The clinical evolution of Lyme arthritis

Department of Internal Medicine, Yale University School of Medicine, New Haven, Connecticut.
Annals of internal medicine (Impact Factor: 17.81). 12/1987; 107(5):725-31.
Source: PubMed


To determine the clinical evolution of Lyme arthritis, 55 patients who did not receive antibiotic therapy for erythema chronicum migrans were followed longitudinally for a mean duration of 6 years. Of the 55 patients, 11 (20%) had no subsequent manifestations of Lyme disease. From 1 day to 8 weeks after disease onset, 10 of the patients (18%) began to have brief episodes of joint, periarticular, or musculoskeletal pain for as long as 6 years, but they never developed objective joint abnormalities. From 4 days to 2 years after disease onset, 28 (51%) had one episode or began to have intermittent attacks of frank arthritis, primarily in large joints; a few had polyarticular movement.
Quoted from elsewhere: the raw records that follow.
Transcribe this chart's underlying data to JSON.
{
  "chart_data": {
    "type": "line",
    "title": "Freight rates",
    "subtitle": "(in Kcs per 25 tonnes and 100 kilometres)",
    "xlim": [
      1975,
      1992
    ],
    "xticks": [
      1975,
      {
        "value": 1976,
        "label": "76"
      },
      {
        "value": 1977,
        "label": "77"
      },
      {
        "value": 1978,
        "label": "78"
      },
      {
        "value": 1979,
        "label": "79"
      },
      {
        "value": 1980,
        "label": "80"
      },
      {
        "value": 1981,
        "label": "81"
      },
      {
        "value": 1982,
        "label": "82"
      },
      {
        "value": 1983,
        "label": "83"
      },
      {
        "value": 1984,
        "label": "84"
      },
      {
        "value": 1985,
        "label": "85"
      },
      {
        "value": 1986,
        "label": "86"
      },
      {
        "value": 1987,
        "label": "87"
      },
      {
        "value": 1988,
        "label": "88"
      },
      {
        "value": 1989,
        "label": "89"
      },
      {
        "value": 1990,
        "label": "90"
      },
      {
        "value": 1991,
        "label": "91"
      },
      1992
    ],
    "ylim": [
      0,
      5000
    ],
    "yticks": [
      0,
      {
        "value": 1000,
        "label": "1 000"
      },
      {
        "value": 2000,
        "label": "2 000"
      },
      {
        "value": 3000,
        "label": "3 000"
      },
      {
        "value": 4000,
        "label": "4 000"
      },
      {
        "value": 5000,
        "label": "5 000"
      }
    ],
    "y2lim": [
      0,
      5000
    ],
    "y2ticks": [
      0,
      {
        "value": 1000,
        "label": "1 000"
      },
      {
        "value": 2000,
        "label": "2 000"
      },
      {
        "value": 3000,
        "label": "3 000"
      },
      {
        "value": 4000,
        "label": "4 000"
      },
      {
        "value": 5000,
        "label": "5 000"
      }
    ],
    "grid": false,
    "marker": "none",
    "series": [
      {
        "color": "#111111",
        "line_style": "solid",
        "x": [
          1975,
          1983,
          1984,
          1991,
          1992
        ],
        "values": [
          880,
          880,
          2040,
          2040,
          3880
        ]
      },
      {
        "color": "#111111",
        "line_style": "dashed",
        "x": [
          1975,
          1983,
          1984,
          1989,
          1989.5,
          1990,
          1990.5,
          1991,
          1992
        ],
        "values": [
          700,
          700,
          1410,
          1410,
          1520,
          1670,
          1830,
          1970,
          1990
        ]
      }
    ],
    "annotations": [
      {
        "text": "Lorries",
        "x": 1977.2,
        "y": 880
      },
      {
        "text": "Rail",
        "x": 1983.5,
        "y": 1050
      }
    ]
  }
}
The total number of these patients who continued to have recurrences decreased by 10% to 20% each year. The remaining 6 patients (11%) developed chronic synovitis later in the illness; of these, 2 (4%) had erosions, and 1 (2%), permanent joint disability. The spectrum of Lyme arthritis ranges from subjective joint pain, to intermittent attacks of arthritis, to chronic erosive disease.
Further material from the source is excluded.